Stand Your Ground: Black Bodies and the Justice of God, Discussion Guide, Chapters 1 and 2

In February, as an intergenerational Sunday School Class, we are reading Stand Your Ground: Black Bodies and the Justice of God by Kelly Brown Douglas.  Here is part 1 of our small group discussion guide for Chapter 1 (American’s Exceptionalism) and Chapter 2 (The Black Body: A Guilty Body.)


PART 1:  First off, to get discussion started in your groups, please discuss the following questions:

  • “If Trayvon was of age and armed, could he have stood his ground on that sidewalk?” –President Barack Obama
  • How did you feel when you read this book or heard others talking about it?
  • If you consider yourself to be white, how often do you think about your own whiteness/ race/ construction of race? If you consider yourself to be a person of color, how often do you think about your skin color/ race/ construction of race? 
  • Where do you most commonly talk with others about the construct of race?
  • What role do you think the church has in the discussion of the construct of race? 

PART 2:  After that discussion, drawing on your faith, your personal experiences and your reading, please respond to these excerpted quotations.

How to you respond to the phrase and idea  America’s narrative of Anglo-Saxon exceptionalism?” How do you see the idea of American exceptionalism as part of the religious narrative?
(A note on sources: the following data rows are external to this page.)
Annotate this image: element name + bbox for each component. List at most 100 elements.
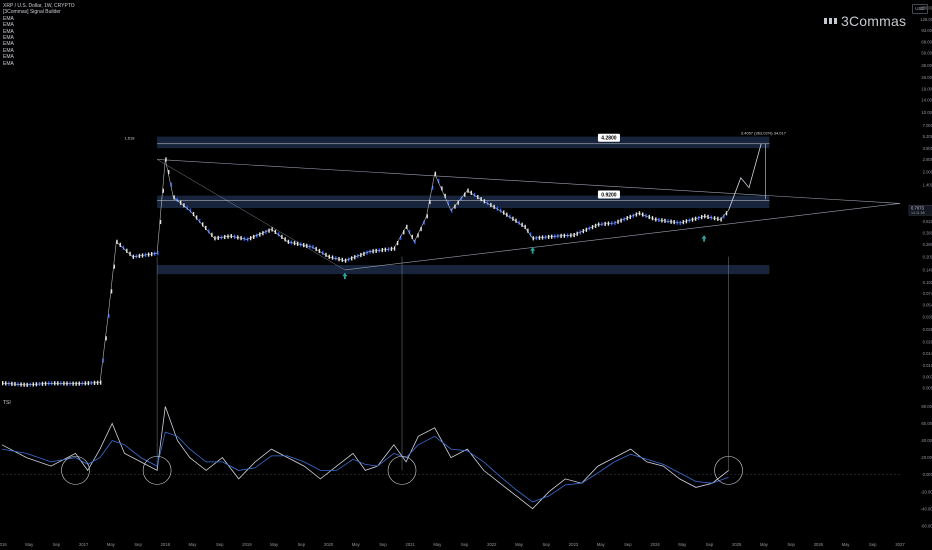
candle [126,248,128,253]
level-label: 0.9200 [601,192,617,198]
indicator-title[interactable]: [3Commas] Signal Builder [3,9,61,16]
price-tick-label: 2.0000 [923,169,932,174]
time-tick-label: Sep [787,542,795,547]
candle [403,230,405,235]
price-tick-label: 50.0000 [921,51,932,56]
candle [170,182,173,187]
time-tick-label: Sep [624,542,632,547]
level-label: 4.2800 [601,136,617,142]
osc-tick-label: -20.0000 [921,489,932,494]
levels: 4.2800 0.9200 1.618 3.4057 (363.02%) 34,017 [124,131,787,201]
candle [515,218,517,223]
candle [165,157,167,162]
ema-label[interactable]: EMA [3,47,14,54]
candle [393,246,396,251]
candle [108,314,110,319]
brand-logo: 3Commas [824,13,906,29]
candle [167,170,170,175]
time-tick-label: 2025 [732,542,742,547]
ema-label[interactable]: EMA [3,35,14,42]
time-axis[interactable]: 2016 May Sep 2017 May Sep 2018 May Sep 2019 May Sep… [0,542,905,547]
price-tick-label: 14.0000 [921,98,932,103]
ema-label[interactable]: EMA [3,41,14,48]
price-tick-label: 0.1400 [923,268,932,273]
candle [202,222,204,227]
buy-arrow-icon [342,272,348,280]
signal-circle [714,456,743,485]
time-tick-label: May [678,542,687,547]
candle [110,289,113,294]
ema-label[interactable]: EMA [3,54,14,61]
price-axis[interactable]: 170.0000 125.0000 93.0000 68.0000 50.0000 36.… [908,6,932,529]
ema-label[interactable]: EMA [3,60,14,67]
candle [396,241,399,246]
current-price-time: 14:11:55 [911,211,925,215]
price-tick-label: 0.0200 [923,339,932,344]
brand-name: 3Commas [841,13,907,29]
time-tick-label: May [597,542,606,547]
price-zone [157,265,770,275]
currency-selector[interactable]: USD [912,4,928,14]
price-tick-label: 0.0077 [923,375,932,380]
ema-label[interactable]: EMA [3,28,14,35]
price-tick-label: 19.0000 [921,86,932,91]
candle [122,245,125,250]
candle [157,251,159,256]
candle [420,226,422,232]
time-tick-label: May [842,542,851,547]
time-tick-label: Sep [53,542,61,547]
buy-arrow-icon [530,247,536,254]
candle [211,232,213,237]
price-tick-label: 5.2000 [923,134,932,139]
projection-path [728,143,762,211]
3commas-logo-icon [824,18,837,24]
candle [176,197,179,203]
time-tick-label: 2026 [814,542,824,547]
time-tick-label: May [760,542,769,547]
zones [157,136,770,275]
time-tick-label: May [515,542,524,547]
candle [441,186,443,191]
price-tick-label: 0.0145 [923,351,932,356]
candle [253,234,255,240]
time-tick-label: Sep [869,542,877,547]
time-tick-label: May [25,542,34,547]
upper-trendline [157,159,901,204]
candle [315,246,317,252]
price-tick-label: 26.0000 [921,75,932,80]
candle [521,222,523,227]
symbol-title[interactable]: XRP / U.S. Dollar, 1W, CRYPTO [3,3,75,9]
candle [496,206,499,211]
candle [189,208,192,213]
candle [318,248,321,254]
candle [454,204,456,209]
candle [506,212,508,217]
ema-label[interactable]: EMA [3,15,14,22]
current-price-tag [908,204,932,216]
candle [119,242,121,247]
measure-label: 3.4057 (363.02%) 34,017 [741,131,787,136]
candle [271,227,273,232]
candle [490,202,492,208]
time-tick-label: 2018 [161,542,171,547]
candle [447,201,450,206]
candle [99,380,102,385]
candle [434,171,437,176]
candle [183,203,185,208]
time-tick-label: Sep [298,542,306,547]
candle [720,217,722,222]
time-tick-label: 2024 [650,542,660,547]
ema-label[interactable]: EMA [3,22,14,29]
candle [518,220,520,225]
signal-circle [387,456,417,485]
candle [451,208,453,213]
candle [480,197,482,202]
time-tick-label: Sep [461,542,469,547]
chart-legend: XRP / U.S. Dollar, 1W, CRYPTO [3Commas] … [3,3,75,67]
candle [116,239,118,244]
candle [483,199,486,204]
osc-tick-label: -40.0000 [921,506,932,511]
osc-tick-label: 0.0000 [923,472,932,477]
How to you respond to the phrase and idea of “whiteness as cherished property?” How would you respond to the phrase “white space?” (p.42-43)
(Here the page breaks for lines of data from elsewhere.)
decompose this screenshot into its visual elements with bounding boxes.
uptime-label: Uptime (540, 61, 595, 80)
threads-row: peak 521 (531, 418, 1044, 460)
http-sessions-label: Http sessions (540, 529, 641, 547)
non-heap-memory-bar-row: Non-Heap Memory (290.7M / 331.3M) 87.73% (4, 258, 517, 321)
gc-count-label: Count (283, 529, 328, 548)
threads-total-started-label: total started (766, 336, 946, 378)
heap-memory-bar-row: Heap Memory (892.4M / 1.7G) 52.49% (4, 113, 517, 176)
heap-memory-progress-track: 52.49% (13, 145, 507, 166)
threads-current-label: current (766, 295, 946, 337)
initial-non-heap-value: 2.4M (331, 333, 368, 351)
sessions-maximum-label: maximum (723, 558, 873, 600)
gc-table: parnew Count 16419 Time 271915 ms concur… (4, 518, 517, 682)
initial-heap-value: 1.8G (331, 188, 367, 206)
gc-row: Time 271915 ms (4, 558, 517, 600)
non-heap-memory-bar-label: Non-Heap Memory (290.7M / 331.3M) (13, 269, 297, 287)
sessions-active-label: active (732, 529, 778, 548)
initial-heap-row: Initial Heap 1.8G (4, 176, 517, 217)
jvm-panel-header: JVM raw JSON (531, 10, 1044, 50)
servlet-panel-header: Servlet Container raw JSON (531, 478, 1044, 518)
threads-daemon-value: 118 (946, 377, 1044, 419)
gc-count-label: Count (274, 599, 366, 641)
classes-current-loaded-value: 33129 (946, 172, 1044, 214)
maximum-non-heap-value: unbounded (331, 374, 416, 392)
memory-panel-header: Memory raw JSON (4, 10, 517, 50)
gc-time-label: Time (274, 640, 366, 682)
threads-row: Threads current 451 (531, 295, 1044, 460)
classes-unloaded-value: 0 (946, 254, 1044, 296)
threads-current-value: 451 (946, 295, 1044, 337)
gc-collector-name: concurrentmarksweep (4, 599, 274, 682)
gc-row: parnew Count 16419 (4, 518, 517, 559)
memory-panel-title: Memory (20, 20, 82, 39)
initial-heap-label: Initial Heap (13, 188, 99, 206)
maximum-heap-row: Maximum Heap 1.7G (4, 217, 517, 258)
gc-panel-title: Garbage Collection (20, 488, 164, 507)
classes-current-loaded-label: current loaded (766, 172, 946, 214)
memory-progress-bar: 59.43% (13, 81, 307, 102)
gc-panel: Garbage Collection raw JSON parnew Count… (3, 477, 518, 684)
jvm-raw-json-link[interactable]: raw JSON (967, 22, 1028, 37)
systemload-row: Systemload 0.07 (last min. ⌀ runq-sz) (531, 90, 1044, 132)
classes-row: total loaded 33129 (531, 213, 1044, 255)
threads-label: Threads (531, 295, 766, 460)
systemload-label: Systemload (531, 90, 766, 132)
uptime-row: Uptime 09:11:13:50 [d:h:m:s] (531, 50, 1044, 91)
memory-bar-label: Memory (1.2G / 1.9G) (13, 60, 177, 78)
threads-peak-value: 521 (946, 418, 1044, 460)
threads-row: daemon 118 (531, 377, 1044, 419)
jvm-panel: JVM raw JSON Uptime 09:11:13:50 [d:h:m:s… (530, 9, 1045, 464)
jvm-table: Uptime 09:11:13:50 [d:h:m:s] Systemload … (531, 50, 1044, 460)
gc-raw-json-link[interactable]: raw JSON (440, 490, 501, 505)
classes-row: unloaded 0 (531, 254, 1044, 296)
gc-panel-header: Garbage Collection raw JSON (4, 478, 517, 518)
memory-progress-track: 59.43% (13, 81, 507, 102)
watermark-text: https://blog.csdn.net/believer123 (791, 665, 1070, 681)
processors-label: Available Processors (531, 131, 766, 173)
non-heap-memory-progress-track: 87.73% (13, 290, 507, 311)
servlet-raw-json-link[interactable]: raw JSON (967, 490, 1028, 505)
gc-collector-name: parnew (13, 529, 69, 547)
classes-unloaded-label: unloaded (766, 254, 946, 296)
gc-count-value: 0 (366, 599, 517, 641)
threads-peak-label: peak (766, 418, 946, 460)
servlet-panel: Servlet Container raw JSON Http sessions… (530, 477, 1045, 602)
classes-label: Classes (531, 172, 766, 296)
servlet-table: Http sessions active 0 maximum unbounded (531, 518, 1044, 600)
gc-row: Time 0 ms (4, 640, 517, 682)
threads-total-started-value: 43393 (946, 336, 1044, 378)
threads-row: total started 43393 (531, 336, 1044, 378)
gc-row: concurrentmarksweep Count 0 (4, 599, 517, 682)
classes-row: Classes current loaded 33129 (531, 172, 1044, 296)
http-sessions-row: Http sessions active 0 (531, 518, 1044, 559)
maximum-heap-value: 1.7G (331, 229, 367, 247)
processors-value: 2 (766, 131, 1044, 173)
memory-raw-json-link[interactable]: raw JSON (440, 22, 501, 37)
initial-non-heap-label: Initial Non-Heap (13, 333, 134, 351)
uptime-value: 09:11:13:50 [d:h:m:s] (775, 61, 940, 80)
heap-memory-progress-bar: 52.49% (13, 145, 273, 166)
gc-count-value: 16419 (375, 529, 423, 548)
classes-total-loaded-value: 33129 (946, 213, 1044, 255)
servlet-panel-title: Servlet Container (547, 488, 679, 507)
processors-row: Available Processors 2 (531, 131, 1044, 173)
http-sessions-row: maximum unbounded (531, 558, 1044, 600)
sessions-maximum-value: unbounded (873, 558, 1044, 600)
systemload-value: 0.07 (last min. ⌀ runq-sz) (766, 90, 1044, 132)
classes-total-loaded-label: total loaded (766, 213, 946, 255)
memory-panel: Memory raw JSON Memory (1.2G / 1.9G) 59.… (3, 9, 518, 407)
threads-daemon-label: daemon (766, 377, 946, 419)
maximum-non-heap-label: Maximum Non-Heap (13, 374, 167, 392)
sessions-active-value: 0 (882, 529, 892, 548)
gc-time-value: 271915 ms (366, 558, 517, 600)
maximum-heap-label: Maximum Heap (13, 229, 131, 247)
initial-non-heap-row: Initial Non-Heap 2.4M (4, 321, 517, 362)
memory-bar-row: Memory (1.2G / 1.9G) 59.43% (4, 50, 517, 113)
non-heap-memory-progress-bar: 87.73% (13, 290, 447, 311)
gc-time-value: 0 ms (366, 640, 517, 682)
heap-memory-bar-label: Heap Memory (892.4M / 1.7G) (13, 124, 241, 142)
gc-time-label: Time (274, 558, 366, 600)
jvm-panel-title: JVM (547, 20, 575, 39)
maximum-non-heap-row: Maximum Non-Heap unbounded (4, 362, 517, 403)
How would you respond to this quotation?

It is important to recall once again that the narrative of Ango-Saxon exceptionalism is a religious narrative……Not only did the early America Anglo-Saxons believer their mission to be on of erecting God’s “city on a hill” but they also come to believe that they essentially have divinity running through their veins….Whiteness in this respect is not simply cherished property, but also sacred property.  It is virtually the gateway to divinity, the key to salvation.  As the evangelical Protestant hymns suggests, salvation requires one to be made “white as snow.” (p.42)

How do you respond this excerpt from the first quotation?

Cheryl Harris puts it this way: “Whiteness and property share a common premise—a conceptual nucleus—of a right to exclude.”  This right to exclude inexorably gives way to other fundamental rights—the right to claim land and the right to stake out space. (p.42-43)

Respond to this quotation from your sheet.  How would you respond as the parent of Dr. Douglas’s son or the best friend, James?

“I remember it like it was yesterday. My son was seven or eight years old. He and his best friend, who was white (I will call him James), were sitting in the backseat of the car as I was driving them home from school. It was during black history month, so they were learning about “famous” black people. That day, Arthur Ashe was the focus of their black history lesson. As my son and James were discussing Ashe, James said, “Good thing we [meaning white people] decided to share our stuff with you guys [meaning black people] or Arthur Ashe would have never been a champion.” Already implanted within James’s young consciousness was the awareness that with his white skin came certain rights that were not given to black people. The only way for black people to attain these things was for white people to decide to share them.”  (p.44)

Respond to these quotations:

“Why are black murder victims put on trial?” (p.48) “Why is it reasonable to believe, even in the face of all evidence to the contrary, that a black murder victim is culpable in his own or her own slaying?  Why is she/ he be viewed as threat even while asking for help?  Why is self-defense so easily granted as the justification for killing an unarmed black person, especially when the killer is white?” Respond to this quotation from L.Z. Grandson “there is a subconscious element of our culture that looks at a black corpse and quiet puts it, instead of the perpetrator, on trial.” (p.49)

Respond to this quotation:

“The sacred connection between the radicalized American nomos and the sacred cosmos is disrupted by the advent of the free black body.  In the end, a free black body poses an ontological danger to an Anglo-Saxon exceptionalist social order.  It also presents an existential danger.” (p.70)

How do you react to this quotation?  How do you respond to the term chattel? What role does the church have in dismantling this idea?

“The black body that was once marked as chattel is now marked as criminal. This construct serves the same purpose as the construct of chattel. It relegates the black body to an “unfree” space. It preserves the free space as a white space. This transformation began shortly after emancipation.” (p.77)

Respond to this experience ending with this quotation. If you were Dr. Douglas, how would you respond? If you were the parent of the little boy, how would you respond? If you were looking on to this scene not knowing either boy, how would you respond?  If this was an interaction between adults and not little children, how do you think things would have changed?

“This little boy was angry. My son had intruded into his space. My son was guilty of being black, in the park, and looking.” (p. 86)


PART 3:  How would you describe the first two chapters of this book and this discussion to someone that is not here today?